Is Cadence Or Resistance More Important During A Cycling Workout?

Your favorite indoor cycling instructor might call out a certain cadence during a workout, but you can't pedal that fast because the dial is way too high. Which do you choose — dialing the resistance down to allow you to pedal faster, or keep mashing the pedals to feel that great burn in your legs?

Because your cycling cadence, also known as rpm, and resistance work in tandem with one another, you'll want to focus on proper cadence first, then increase resistance (via Peloton). This is because a higher cadence gets your heart pumping and increases its capacity to hold more blood. That's more blood that gets shuttled to your working legs. And when your leg muscles build more energy, they produce mitochondria, which means you can sustain longer workouts and burn more calories.
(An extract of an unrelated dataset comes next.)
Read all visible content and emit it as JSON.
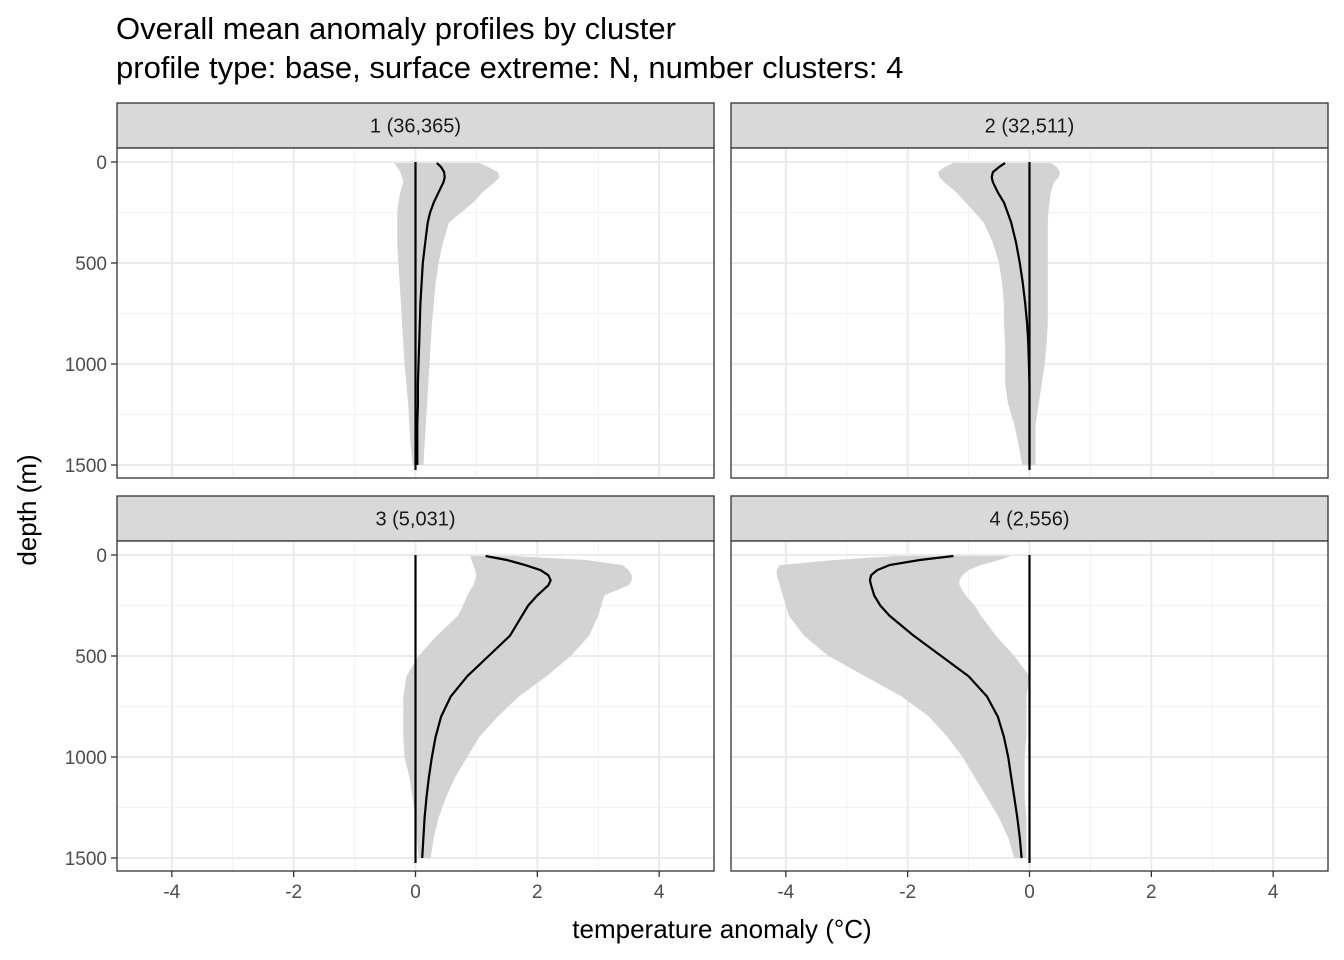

However, your cycling cadence shouldn't have you bouncing around the saddle, so you'll need to put enough resistance on the pedals to keep you from bouncing (via Cycling Weekly).

What cadence is ideal for cycling?

Turns out, the ultimate cadence suited for cycling all depends on your body type and level of cycling fitness, according to Bicycling. People who are more muscular might be fine mashing the pedals to get more force out of their workout, but leaner or less muscular people should opt for a higher cadence. If you're a beginning cyclist, you'll begin at a lower cadence and work to move the pedals faster. Beginning cyclists with a lot of muscle should aim for the 75 to 85 rpm range. Experienced cyclists usually ride at 95 rpm or faster. If you ride outdoors, your rpm will be a little slower than indoors (via Cycling Weekly).

You might even be tempted to jack up your rpm to give you a better cardio workout. According to a 2019 study in the International Journal of Sports Medicine, too high of an RPM before you're ready can result in diminishing returns. The study tested people of varying cycling experience and found that recreational cyclists become less efficient at cycling cadences of 90 rpm (via King's College London). Luckily, you can gradually improve your cadence with short bursts above 100 rpm (per Cycling Weekly).

Is there a benefit of low cadence in building strength?

If you're looking to build more force and strength, you could opt for a cadence of 50 to 60 rpm at a high resistance for a few workouts, but fatigue will come quickly (via Outside). Your muscles require more glycogen at cadences below 85 rpm (per Bicycling). Be careful with low cadence and high resistance on the bike, though. Your legs might not have the strength to handle the extra force, so your hips and knees might bear much of the work, explains Peloton.

You can improve your strength on the bike by doing short drills at a cadence of 70 rpm until you get used to the heavy resistance, according to Cycling Weekly. Gradually, you'll add more resistance as you lower your cadence to 40 to 50 rpm.

To improve overall fitness and lose some weight in a cycling workout, look to extend your time on the bike by finding an effort you can hold for 10 to 15 minutes (via Outside). Recover for a few minutes, then repeat twice. This is better than one short, hard cycling session.